I have often wondered why the UK has never produced an equivalent of Kerouac, of Hunter S Thompson, the wild, crazy, drug and alcohol fuelled travellers and story tellers. Yes, I know Britain is a lot smaller. Any road trip would be a lot shorter, but here’s a film that comes close.
It begins with a woman claiming to be Edith, the mistress/wife of King Harold trying to talk to the camera inside Waltham Abbey church, where parts of King Harald were brought after the Battle of Hastings, but she told she needed official permission. Then we have psychogeographer Iain Sinclair in the churchyard (with the grave of Henry Bridges in the background, whose life I am obsessed with). He talks of how the church was founded when cows from Montacute in Somerset were set loose and followed till they stopped here, on the outskirts of North London, to build a church to house their holy cross. That’s a long walk for a cow.
Edith Swan Neck and Sinclair are joined by Jem Finer, formerly of The Pogues, Anonymous Bosch, a drummer, a sound technician and filmed by Andrew Koetting as they walk from Waltham Abbey to Battle where Harold was shot in the eye, to end at the monument on the seafront of St Leonards on Sea where the king is said to have died.

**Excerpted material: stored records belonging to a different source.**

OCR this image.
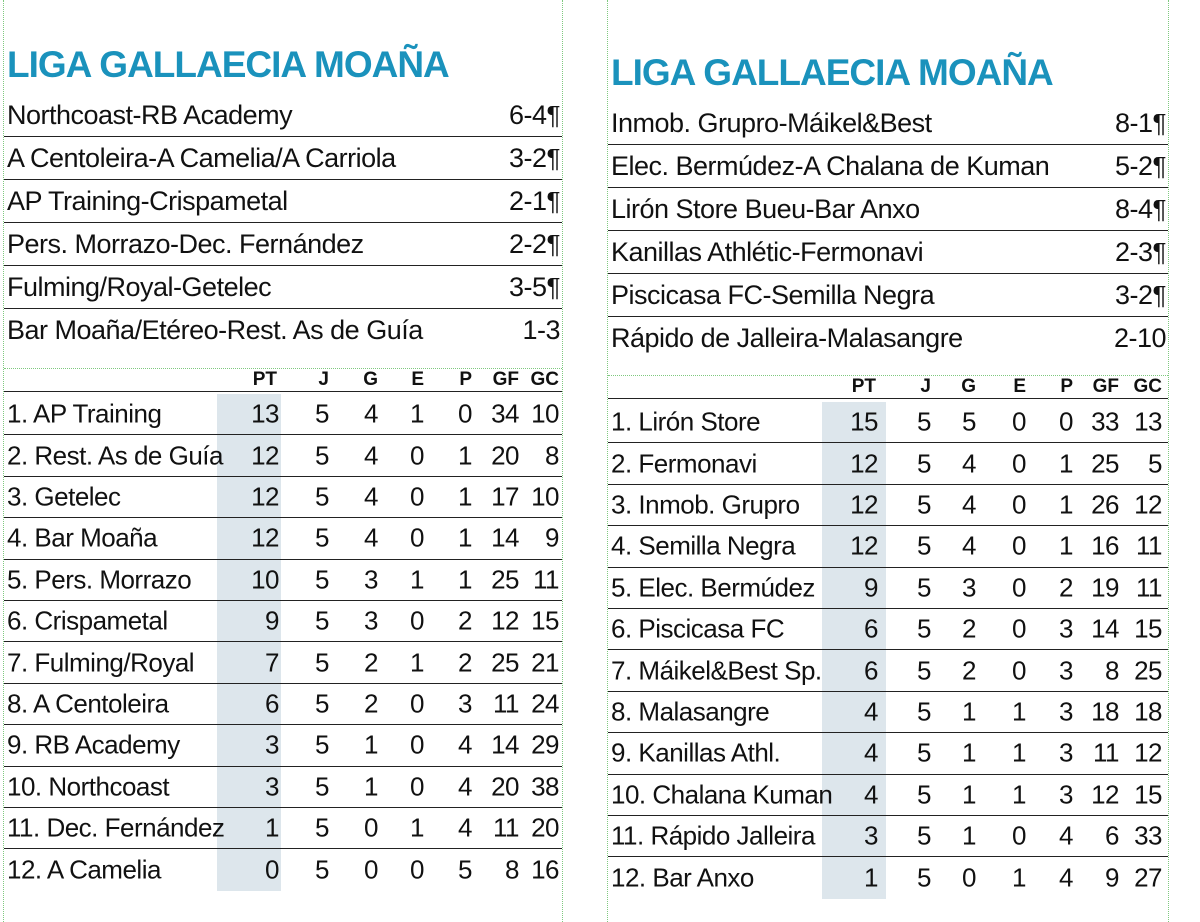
LIGA GALLAECIA MOAÑA
Northcoast-RB Academy	6-4 ¶
A Centoleira-A Camelia/A Carriola	3-2 ¶
AP Training-Crispametal	2-1 ¶
Pers. Morrazo-Dec. Fernández	2-2 ¶
Fulming/Royal-Getelec	3-5 ¶
Bar Moaña/Etéreo-Rest. As de Guía	1-3
PT J G E P GF GC
1. AP Training	13 5 4 1 0 34 10
2. Rest. As de Guía 12 5 4 0 1 20 8
3. Getelec	12 5 4 0 1 17 10
4. Bar Moaña	12 5 4 0 1 14 9
5. Pers. Morrazo 10 5 3 1 1 25 11
6. Crispametal	9 5 3 0 2 12 15
7. Fulming/Royal	7 5 2 1 2 25 21
8. A Centoleira	6 5 2 0 3 11 24
9. RB Academy	3 5 1 0 4 14 29
10. Northcoast	3 5 1 0 4 20 38
11. Dec. Fernández 1 5 0 1 4 11 20
12. A Camelia	0 5 0 0 5 8 16
LIGA GALLAECIA MOAÑA
Inmob. Grupro-Máikel&Best	8-1 ¶
Elec. Bermúdez-A Chalana de Kuman 5-2 ¶
Lirón Store Bueu-Bar Anxo	8-4 ¶
Kanillas Athlétic-Fermonavi	2-3 ¶
Piscicasa FC-Semilla Negra	3-2 ¶
Rápido de Jalleira-Malasangre	2-10
PT J G E P GF GC
1. Lirón Store	15 5 5 0 0 33 13
2. Fermonavi	12 5 4 0 1 25 5
3. Inmob. Grupro 12 5 4 0 1 26 12
4. Semilla Negra 12 5 4 0 1 16 11
5. Elec. Bermúdez 9 5 3 0 2 19 11
6. Piscicasa FC	6 5 2 0 3 14 15
7. Máikel&Best Sp. 6 5 2 0 3 8 25
8. Malasangre	4 5 1 1 3 18 18
9. Kanillas Athl.	4 5 1 1 3 11 12
10. Chalana Kuman 4 5 1 1 3 12 15
11. Rápido Jalleira 3 5 1 0 4 6 33
12. Bar Anxo	1 5 0 1 4 9 27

The filming is via a pinhole camera, phones and more traditional equipment. We see them sharing maps and discussing routes, interspersed with interviews with author Alan Moore who talks of how there is no evidence of a battle at Battle, and how the bodies of Harold and Hareward the Wake have never been found, so Harold probably survived the battle that began the Norman invasion, to reinvent himself as Hereward. There was talk of how his bones were scattered, and if Maude could reunite them, he would return, so echoing the story of Osiris, and we have a sort of echo of King Arthur restoring a golden age for England, only it probably wasn’t a golden age at all.

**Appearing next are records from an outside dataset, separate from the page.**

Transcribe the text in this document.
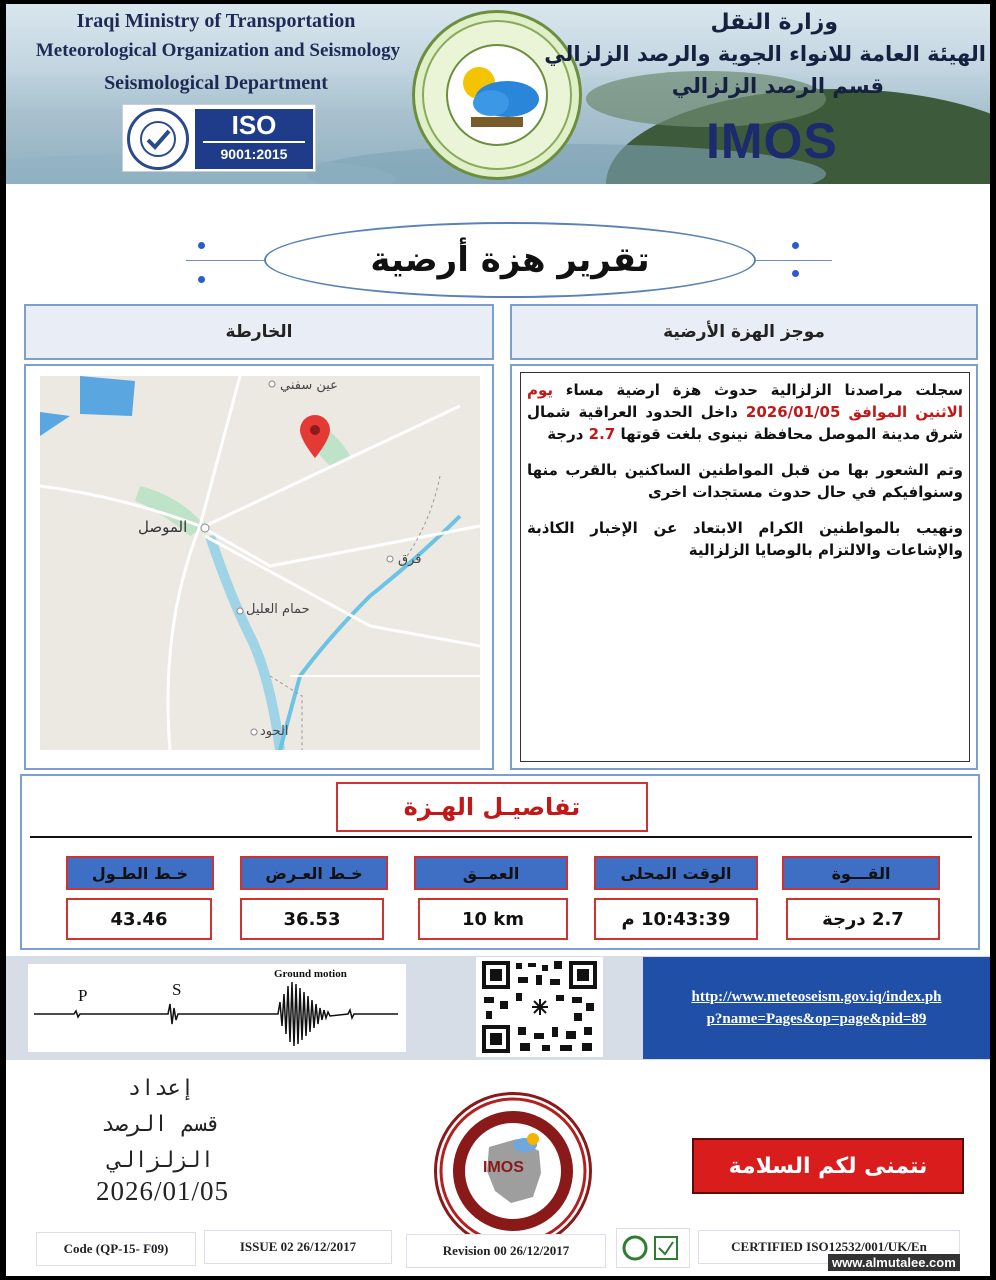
Iraqi Ministry of Transportation
Meteorological Organization and Seismology
Seismological Department
ISO
9001:2015
وزارة النقل
الهيئة العامة للانواء الجوية والرصد الزلزالي
قسم الرصد الزلزالي
IMOS
تقرير هزة أرضية
موجز الهزة الأرضية

سجلت مراصدنا الزلزالية حدوث هزة ارضية مساء يوم الاثنين الموافق 2026/01/05 داخل الحدود العراقية شمال شرق مدينة الموصل محافظة نينوى بلغت قوتها 2.7 درجة

وتم الشعور بها من قبل المواطنين الساكنين بالقرب منها وسنوافيكم في حال حدوث مستجدات اخرى

ونهيب بالمواطنين الكرام الابتعاد عن الإخبار الكاذبة والإشاعات والالتزام بالوصايا الزلزالية

الخارطة
عين سفني
الموصل
قرق
حمام العليل
الحود
تفاصيـل الهـزة
القـــوة
2.7 درجة
الوقت المحلى
10:43:39 م
العمــق
10 km
خـط العـرض
36.53
خـط الطـول
43.46
Ground motion
P	S	http://www.meteoseism.gov.iq/index.ph
p?name=Pages&op=page&pid=89
إعداد
قسم الرصد
الزلزالي
2026/01/05
IMOS	نتمنى لكم السلامة
Code (QP-15- F09)	ISSUE 02 26/12/2017	Revision 00 26/12/2017	CERTIFIED ISO12532/001/UK/En
www.almutalee.com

Maud sings, they stride across windswept English countryside, they discuss much of importance, these 6 pilgrims.
It ends with Maude raising and lowering Finer on a mechanical tilt table on the seafront at St Leonards on Sea, separated by the monument to King Harald and his beloved wife. It makes sense, but I can’t explain how or why. The film clocks in at exactly 1 hour 66 seconds, i.e. 1066. Brilliant!
I have no idea what it all means, but with such brilliantly bonkers film making, who needs road trips or illicit drugs? In England the landscape inspires far more craziness. And it’s legal.
The film is available on the BFI iplayer. I must catch up on Koettig’s back catalogue and finish the book I’m reading by Sinclair.